Despite all this a computer is, ultimately, just another creative tool as far as I'm concerned. As I would use a drill and screwdriver to construct a vivarium for my snake, so I use a computer to design virtual buildings and mess-around with geometry, designing things for the fun of it.


I heard of LightWave being ported to the PC, having originated of course on the Amiga (the Toaster had been launched a few months before I left the Amiga platform, but was so expensive it was unobtainable for non-professionals), so everything seemed to come full circle, and though initially expensive for an amateur such as myself has repaid the cost in savings of time and effort, as the learning-curve was almost flat.

I find it extremely easy to look at buildings and work out how they might be formed either by addition or subtraction of simple shapes, and unlike many people who seem to wander through life looking at things as little more than two-dimensional façades, can think in 3D without any effort — I'm always thinking of what's inside buildings and where the walls and rooms are, or what is behind them.

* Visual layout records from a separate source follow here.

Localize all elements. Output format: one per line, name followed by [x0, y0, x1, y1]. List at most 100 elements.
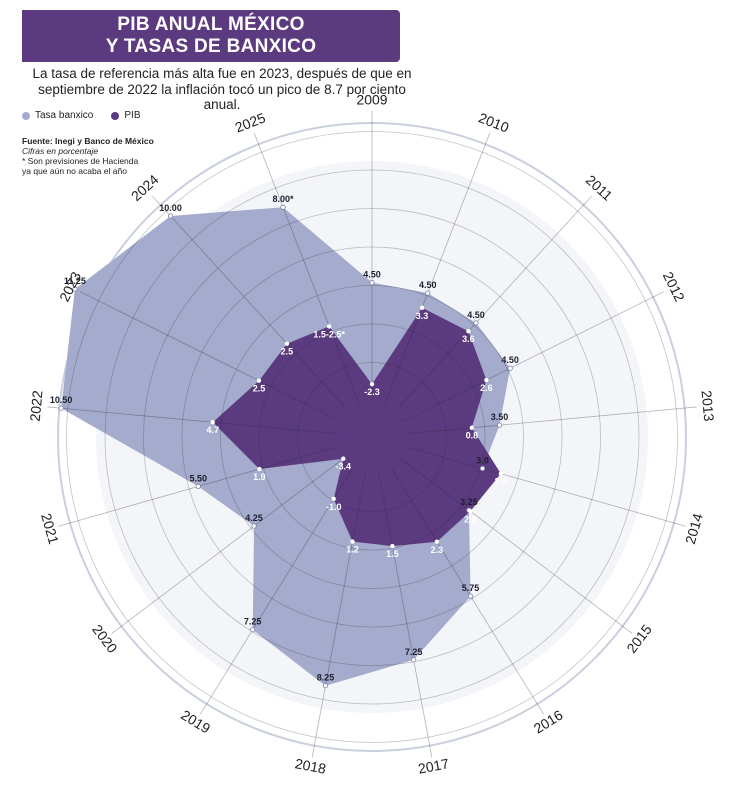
legend-label-pib: PIB [124, 110, 141, 121]
pib-point [369, 381, 375, 387]
legend-item-pib: PIB [111, 110, 141, 121]
grid-ring [181, 246, 563, 628]
pib-point [469, 425, 475, 430]
pib-value-label: 3.3 [416, 311, 429, 321]
legend-swatch-pib [111, 111, 120, 120]
tasa-value-label: 3.50 [491, 412, 509, 422]
tasa-value-label: 4.50 [363, 270, 381, 280]
legend: Tasa banxico PIB [22, 110, 141, 121]
grid-spoke [253, 132, 360, 404]
pib-point [468, 509, 473, 514]
pib-point [284, 341, 290, 346]
year-label: 2016 [531, 706, 566, 736]
grid-spoke [79, 291, 340, 422]
pib-value-label: 2.3 [431, 545, 444, 555]
subtitle-line2: septiembre de 2022 la inflación tocó un … [38, 81, 406, 113]
pib-point [434, 539, 440, 544]
chart-title-line1: PIB ANUAL MÉXICO [117, 14, 305, 35]
grid-spoke [404, 291, 665, 422]
grid-spoke [395, 195, 592, 411]
pib-point [390, 543, 395, 549]
tasa-value-label: 3.25 [460, 497, 478, 507]
tasa-point [496, 422, 503, 428]
pib-point [256, 378, 262, 383]
tasa-point [467, 593, 474, 599]
pib-value-label: 2.3 [464, 514, 477, 524]
tasa-point [250, 627, 256, 633]
grid-spoke [406, 446, 686, 527]
grid-spoke [390, 467, 544, 715]
pib-value-label: -2.3 [364, 387, 380, 397]
tasa-value-label: 4.50 [501, 355, 519, 365]
tasa-value-label: 11.25 [64, 276, 86, 286]
grid-spoke [311, 472, 366, 758]
tasa-point [280, 204, 286, 210]
tasa-point [473, 320, 479, 326]
tasa-value-label: 5.50 [189, 473, 207, 483]
pib-value-label: 3.6 [462, 334, 475, 344]
source-note: Fuente: Inegi y Banco de México Cifras e… [22, 136, 154, 176]
pib-value-label: 2.5 [281, 347, 294, 357]
pib-value-label: 1.5 [386, 549, 399, 559]
grid-spoke [111, 458, 344, 634]
year-label: 2019 [178, 707, 213, 737]
year-label: 2011 [583, 172, 616, 204]
pib-value-label: 2.5 [253, 384, 266, 394]
pib-point [210, 420, 215, 425]
chart-subtitle: La tasa de referencia más alta fue en 20… [22, 66, 422, 113]
tasa-value-label: 10.50 [50, 395, 73, 405]
grid-spoke [400, 458, 633, 634]
forecast-note-line1: * Son previsiones de Hacienda [22, 156, 139, 166]
pib-value-label: 2.6 [480, 383, 493, 393]
grid-ring [220, 285, 524, 589]
tasa-point [479, 465, 486, 472]
pib-point [419, 305, 425, 311]
tasa-point [167, 213, 174, 219]
grid-spoke [407, 406, 697, 435]
pib-value-label: -1.0 [326, 502, 342, 512]
tasa-point [411, 657, 417, 663]
pib-value-label: 4.7 [206, 425, 219, 435]
grid-ring [104, 169, 640, 705]
source-line: Fuente: Inegi y Banco de México [22, 136, 154, 146]
tasa-point [195, 483, 201, 490]
pib-value-label: 1.5-2.5* [313, 329, 345, 339]
pib-point [341, 456, 346, 461]
grid-ring [143, 208, 601, 666]
tasa-point [322, 683, 329, 689]
year-label: 2025 [233, 109, 268, 135]
tasa-value-label: 8.25 [317, 673, 335, 683]
pib-point [257, 466, 262, 472]
data-markers [58, 204, 513, 689]
pib-point [331, 496, 336, 502]
tasa-point [425, 290, 431, 296]
grid-ring [297, 362, 447, 512]
tasa-value-label: 4.50 [467, 310, 485, 320]
year-label: 2020 [89, 621, 121, 656]
pib-value-label: 3.0 [495, 477, 508, 487]
chart-title-line2: Y TASAS DE BANXICO [105, 36, 317, 57]
legend-label-tasa: Tasa banxico [35, 110, 94, 121]
value-labels: 4.50 -2.3 4.50 3.3 4.50 3.6 4.50 2.6 3.50 0.8 3.0 3… [50, 194, 519, 682]
legend-swatch-tasa [22, 111, 30, 120]
year-label: 2017 [417, 755, 451, 776]
year-label: 2010 [476, 109, 511, 135]
year-label: 2012 [660, 269, 688, 304]
pib-value-label: -3.4 [336, 462, 352, 472]
pib-point [484, 377, 489, 383]
center-disc [336, 401, 408, 473]
grid-spoke [384, 132, 491, 404]
tasa-point [72, 286, 78, 292]
year-label: 2013 [698, 390, 717, 423]
pib-value-label: 1.9 [253, 472, 266, 482]
grid-ring [66, 131, 678, 743]
tasa-value-label: 4.25 [245, 513, 263, 523]
grid-spoke [200, 467, 354, 715]
tasa-value-label: 3.0 [476, 455, 489, 465]
pib-point [498, 471, 504, 476]
grid-spoke [47, 406, 337, 435]
legend-item-tasa: Tasa banxico [22, 110, 93, 121]
pib-point [350, 539, 355, 544]
subtitle-line1: La tasa de referencia más alta fue en 20… [32, 66, 412, 81]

As for my choice of program, I've never regretted the initial expense of LightWave (I started using the program when it was at version 4), and though its somewhat clunky non-standard interface has been criticised I loathe the 'poke-n-hope' approach of, for example, Bryce, where someone has decreed it's 'fun' to waste time right- and left-clicking on icons and abstract buttons just to see what they do, and then even go so far as to hide some of the functions. I know what I want to do, and need a program to help, not hinder me.

Sometimes I draft things out on graph paper, sometimes they begin life as just a doodle, but mostly I now create directly within LightWave and everything is built in true scale so there are no problems with joining models or creating scenes. Bitmaps captured from screen-shots of the CAD program (CADvance v6, which is also responsible for the simple geometric floor tiles and other patterns) I also use as a design tool are dirtied down with noise to create the stonework (I use Paint Shop Pro or an old version of Photoshop for this and everything else when working on pictures), and images are then mapped to their respective surfaces in the usual manner. My other main graphics program is an obsolete vector-drawing package called Professional Draw, which though ancient does everything I need; its only lack is anti-aliasing.